An urgent care centre in Corby is replacing their walk-in service with an appointment-only GP hub service from March 2019, allowing GPs to refer there when they have no free appointments, Pulse can reveal.

NHS Corby CCG has approved plans to set up a new system, which will see patients ring their GP practice and speak to a ‘trained navigator’ who will book them into same-day appointments at their GP practice or a ‘same day access hub’ run via an APMS contract if no appointments are available elsewhere.

This appointment-only system will replace the local urgent care centre – a type 3 A&E – which currently only accepts walk-ins.

GP leaders welcomed the move, after the BMA GP Committee suggested CCGs commission ‘overflow hubs’ where GPs can send patients with urgent problems when they have no appointments.

According to board papers, the new model will see patients ‘triaged and navigated to the clinically most appropriate service by trained care navigators’ based in the hub and in practices over the phone.

The CCG said that to make sure there is enough capacity to meet the needs of patients, commissioners plan to procure an APMS contract to deliver same-day appointments between 8am and 8pm, seven days a week.

The CCG plans to commission an additional 12,000 appointments for the new model ‘to meet the full planning challenge raised by the GPFV’.

Dr Simon Abrams, chair of out-of-hours services representitive body UHUK, said that he is ‘not specifically aware of other services’ taking on this model but said triaging patients by telephone ‘makes sense’.

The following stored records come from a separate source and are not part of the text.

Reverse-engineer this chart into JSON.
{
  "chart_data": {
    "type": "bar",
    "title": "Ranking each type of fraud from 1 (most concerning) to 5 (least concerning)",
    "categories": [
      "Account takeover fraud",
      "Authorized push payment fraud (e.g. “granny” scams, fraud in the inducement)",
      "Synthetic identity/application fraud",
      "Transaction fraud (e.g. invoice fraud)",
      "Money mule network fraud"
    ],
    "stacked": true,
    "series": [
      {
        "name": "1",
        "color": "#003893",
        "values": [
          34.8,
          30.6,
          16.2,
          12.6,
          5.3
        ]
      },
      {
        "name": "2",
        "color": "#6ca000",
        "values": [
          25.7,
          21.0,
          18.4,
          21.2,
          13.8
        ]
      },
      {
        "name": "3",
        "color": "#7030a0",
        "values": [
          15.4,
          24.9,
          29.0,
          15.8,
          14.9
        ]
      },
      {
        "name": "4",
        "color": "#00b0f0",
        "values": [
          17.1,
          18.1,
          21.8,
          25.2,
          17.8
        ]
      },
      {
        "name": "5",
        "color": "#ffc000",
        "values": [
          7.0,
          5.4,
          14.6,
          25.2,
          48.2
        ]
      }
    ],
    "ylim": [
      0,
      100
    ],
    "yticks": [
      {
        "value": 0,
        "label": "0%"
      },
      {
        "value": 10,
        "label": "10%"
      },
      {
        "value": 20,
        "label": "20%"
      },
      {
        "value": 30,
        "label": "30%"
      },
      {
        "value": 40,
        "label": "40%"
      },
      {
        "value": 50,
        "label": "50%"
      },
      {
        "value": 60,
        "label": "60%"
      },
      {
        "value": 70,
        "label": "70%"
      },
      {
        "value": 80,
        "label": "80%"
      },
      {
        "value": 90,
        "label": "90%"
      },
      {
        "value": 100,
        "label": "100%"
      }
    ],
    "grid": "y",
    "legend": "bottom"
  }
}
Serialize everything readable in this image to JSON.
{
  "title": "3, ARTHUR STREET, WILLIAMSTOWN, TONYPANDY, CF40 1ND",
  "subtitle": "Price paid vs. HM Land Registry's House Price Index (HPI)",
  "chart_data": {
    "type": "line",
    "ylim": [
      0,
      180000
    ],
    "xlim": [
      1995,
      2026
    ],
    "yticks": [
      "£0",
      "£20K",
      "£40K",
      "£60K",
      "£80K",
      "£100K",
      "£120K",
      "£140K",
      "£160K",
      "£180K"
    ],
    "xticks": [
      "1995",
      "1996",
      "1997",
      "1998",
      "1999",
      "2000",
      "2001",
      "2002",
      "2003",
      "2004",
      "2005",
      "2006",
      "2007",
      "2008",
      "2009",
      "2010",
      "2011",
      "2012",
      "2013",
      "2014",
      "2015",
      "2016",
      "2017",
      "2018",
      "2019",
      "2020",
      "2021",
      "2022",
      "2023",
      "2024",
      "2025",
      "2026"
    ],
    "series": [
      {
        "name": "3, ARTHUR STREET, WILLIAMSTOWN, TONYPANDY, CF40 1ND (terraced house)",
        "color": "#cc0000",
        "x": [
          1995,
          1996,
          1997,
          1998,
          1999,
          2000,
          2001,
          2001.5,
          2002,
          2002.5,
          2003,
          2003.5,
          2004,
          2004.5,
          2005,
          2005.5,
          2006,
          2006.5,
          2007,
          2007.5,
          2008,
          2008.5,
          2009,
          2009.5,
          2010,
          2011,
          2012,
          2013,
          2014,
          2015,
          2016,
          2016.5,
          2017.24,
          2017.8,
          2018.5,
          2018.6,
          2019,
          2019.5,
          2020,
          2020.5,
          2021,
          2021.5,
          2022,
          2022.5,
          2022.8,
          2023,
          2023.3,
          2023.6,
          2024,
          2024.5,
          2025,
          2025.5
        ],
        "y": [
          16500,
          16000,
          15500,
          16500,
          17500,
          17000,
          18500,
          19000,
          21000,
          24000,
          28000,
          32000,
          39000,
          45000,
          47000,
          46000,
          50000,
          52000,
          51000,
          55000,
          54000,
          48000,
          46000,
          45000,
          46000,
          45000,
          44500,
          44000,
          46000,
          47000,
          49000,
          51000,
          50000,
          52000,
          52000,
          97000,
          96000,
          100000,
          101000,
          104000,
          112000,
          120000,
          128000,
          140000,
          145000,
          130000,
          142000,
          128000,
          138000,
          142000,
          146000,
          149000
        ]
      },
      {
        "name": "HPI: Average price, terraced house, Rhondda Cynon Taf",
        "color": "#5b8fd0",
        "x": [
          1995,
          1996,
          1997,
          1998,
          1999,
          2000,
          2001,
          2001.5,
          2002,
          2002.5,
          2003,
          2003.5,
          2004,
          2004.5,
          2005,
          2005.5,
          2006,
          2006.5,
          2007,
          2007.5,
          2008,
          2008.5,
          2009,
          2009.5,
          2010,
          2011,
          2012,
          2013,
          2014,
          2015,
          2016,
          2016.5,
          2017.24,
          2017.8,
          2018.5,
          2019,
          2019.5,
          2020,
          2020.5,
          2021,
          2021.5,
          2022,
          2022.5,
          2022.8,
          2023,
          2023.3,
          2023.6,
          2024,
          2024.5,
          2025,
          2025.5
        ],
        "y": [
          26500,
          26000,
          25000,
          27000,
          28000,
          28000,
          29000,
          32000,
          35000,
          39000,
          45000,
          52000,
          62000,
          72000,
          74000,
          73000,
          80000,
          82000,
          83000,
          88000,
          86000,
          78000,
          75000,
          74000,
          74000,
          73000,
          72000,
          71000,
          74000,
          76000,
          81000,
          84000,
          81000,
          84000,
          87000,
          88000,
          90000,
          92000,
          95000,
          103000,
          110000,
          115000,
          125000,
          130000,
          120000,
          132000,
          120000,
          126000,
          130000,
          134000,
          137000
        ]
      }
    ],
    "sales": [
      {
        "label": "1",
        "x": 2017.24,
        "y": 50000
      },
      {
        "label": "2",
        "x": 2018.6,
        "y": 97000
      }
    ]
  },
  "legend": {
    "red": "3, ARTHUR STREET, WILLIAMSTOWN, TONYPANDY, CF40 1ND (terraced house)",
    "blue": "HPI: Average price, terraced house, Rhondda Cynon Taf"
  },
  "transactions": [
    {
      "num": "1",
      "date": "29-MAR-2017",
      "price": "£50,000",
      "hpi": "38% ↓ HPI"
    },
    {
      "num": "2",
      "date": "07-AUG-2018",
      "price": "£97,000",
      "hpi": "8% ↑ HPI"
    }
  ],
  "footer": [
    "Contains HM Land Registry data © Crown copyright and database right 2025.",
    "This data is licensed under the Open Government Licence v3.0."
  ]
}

However, he added: ‘Primary care will require resources to enable this positive step to work. The workforce will need to expand. Not everyone need be seen by a GP. Advanced nurse practitioners, pharmacists, paramedics and physician associates are all capable of providing care to the right patient groups.

‘If it is going to work, and I don’t see another alternative, then funding must move to primary care.’

The board papers added the current system of delivering primary care support to patients at the A&E department at Kettering General Hospital and the urgent care centre is ‘unaffordable’.

It said: ‘The 59,200 episodes of care identified, if delivered under GMS conditions where care episodes could be completed, would cost in the range of £1.2m.

‘The price for this care in the current service configuration would be £3.7m there would also be additional costs associated with the costs of incomplete episodes of care appearing in other care settings.’

Dr Richard Vautrey, chair of the BMA’s GP committee, said: ‘We have repeatedly questioned both the clinical value and value for money of the walk-in centre model of working. A move to triage patients before attendance may make better use of the service for both patients and the provider.’

Dr Joanne Watt, clinical chair of the CCG, said: ‘We are now continuing our conversation with people to ask them to help us ensure access to the ‘Hub’ works for them. Our team will again be out and about in public places, as well as visiting community groups and workplaces.’

The new appointment system will be subject to public consultation between 12 February and 8 April.